Le cas d’une ville confrontée à un processus de mutation économique et de déprise
démographique nous a semblé intéressant à retenir puisque ce contexte rend plus
difficile la structuration d’une capacité d’action politique comparativement à des
contextes de forte croissance où l’offre en investissements est davantage présente chez
les acteurs privés, mais aussi publics. Cette difficulté est accentuée dans le cas stéphanois,
comme le soulignent des travaux antérieurs, par une faiblesse des traditions de
coopération entre le milieu économique local et les élus locaux (Béal & al., 2010). En outre,
le leadership politique de cette ville a été recomposé à plusieurs reprises puisque des
alternances politiques se sont produites à l’issue des élections municipales de 2008 et de
2014. Cette monographie complétera donc utilement les travaux existants sur le pouvoir
urbain en France, fortement centrés sur les grandes métropoles attractives.
9
Sur un plan méthodologique, nous proposons une analyse localisée du rôle des agences
nationales dans la fabrique de l’action publique urbaine. Cette analyse « par le bas » se
fait autour d’un objet bien circonscrit : l’opération de traitement de l’habitat ancien
(OTHA) menée dans les quartiers du Crêt de Roc et de Beaubrun à Saint-Etienne (France).

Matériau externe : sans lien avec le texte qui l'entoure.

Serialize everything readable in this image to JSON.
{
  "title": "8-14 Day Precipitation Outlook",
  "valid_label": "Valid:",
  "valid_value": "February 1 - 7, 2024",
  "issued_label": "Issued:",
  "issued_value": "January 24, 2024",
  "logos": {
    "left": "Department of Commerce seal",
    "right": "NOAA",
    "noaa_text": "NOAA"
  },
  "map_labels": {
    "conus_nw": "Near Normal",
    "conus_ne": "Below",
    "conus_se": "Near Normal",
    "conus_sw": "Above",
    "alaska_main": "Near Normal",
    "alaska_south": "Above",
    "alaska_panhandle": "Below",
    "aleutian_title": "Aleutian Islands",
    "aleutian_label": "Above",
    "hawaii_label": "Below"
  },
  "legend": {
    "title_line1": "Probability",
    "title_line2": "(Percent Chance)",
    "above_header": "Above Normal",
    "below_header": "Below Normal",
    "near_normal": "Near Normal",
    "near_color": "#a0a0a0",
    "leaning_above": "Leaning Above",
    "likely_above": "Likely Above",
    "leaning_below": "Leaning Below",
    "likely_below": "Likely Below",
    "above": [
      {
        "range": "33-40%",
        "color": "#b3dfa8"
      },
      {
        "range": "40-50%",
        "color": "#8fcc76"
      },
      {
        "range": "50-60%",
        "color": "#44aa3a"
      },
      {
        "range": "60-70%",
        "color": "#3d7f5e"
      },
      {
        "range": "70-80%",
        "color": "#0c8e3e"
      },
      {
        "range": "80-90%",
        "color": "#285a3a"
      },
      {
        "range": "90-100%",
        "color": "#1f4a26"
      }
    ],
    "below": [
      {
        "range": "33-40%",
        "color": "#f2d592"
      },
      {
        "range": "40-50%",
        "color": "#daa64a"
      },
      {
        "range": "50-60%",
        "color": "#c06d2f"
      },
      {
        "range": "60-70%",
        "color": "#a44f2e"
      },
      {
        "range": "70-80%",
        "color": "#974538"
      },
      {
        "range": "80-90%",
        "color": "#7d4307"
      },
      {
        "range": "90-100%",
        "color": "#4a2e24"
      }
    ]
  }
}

Nous avons aussi fait le choix de retenir une période d’analyse d’une quinzaine d’années
pour rendre compte des changements intervenus dans les interactions entre les acteurs
locaux et les représentants des agences nationales. Notre matériau de recherche articule
des éléments de connaissance produits dans le cadre de recherches antérieures (Dormois
& Menez, 2008 ; Béal & al., 2010 ; Morel Journel & Sala Pala, 2011 et 2013 ; Miot, 2012 ;
Dormois & al., 2014) avec un matériau constitué spécifiquement pour ce travail
comprenant des entretiens semi-directifs avec des représentants de l’ANRU et de l’ANAH
et la participation à des forums techniques organisés par les deux agences à destination
du réseau des DDT4. L’accès à ces réunions a été rendu possible par notre position
professionnelle de chef du service Habitat au sein de la DDT de la Loire. Le fait de
travailler pour un service déconcentré de l’État a permis de conserver une certaine
distance vis-à-vis de l’objet de recherche, ce qui aurait été plus difficile si nous avions
occupé une fonction de chef de projet ANRU au sein d’une collectivité territoriale.
10
L’article se compose de trois parties. La première partie revient sur le contexte dans
lequel a été mis en place de l’opération de traitement de l’habitat ancien dans les deux
quartiers stéphanois. Les instruments d’action publique mis en œuvre sont décrits
précisément, ainsi que la composition de la coalition d’acteurs à l’origine de ce dispositif.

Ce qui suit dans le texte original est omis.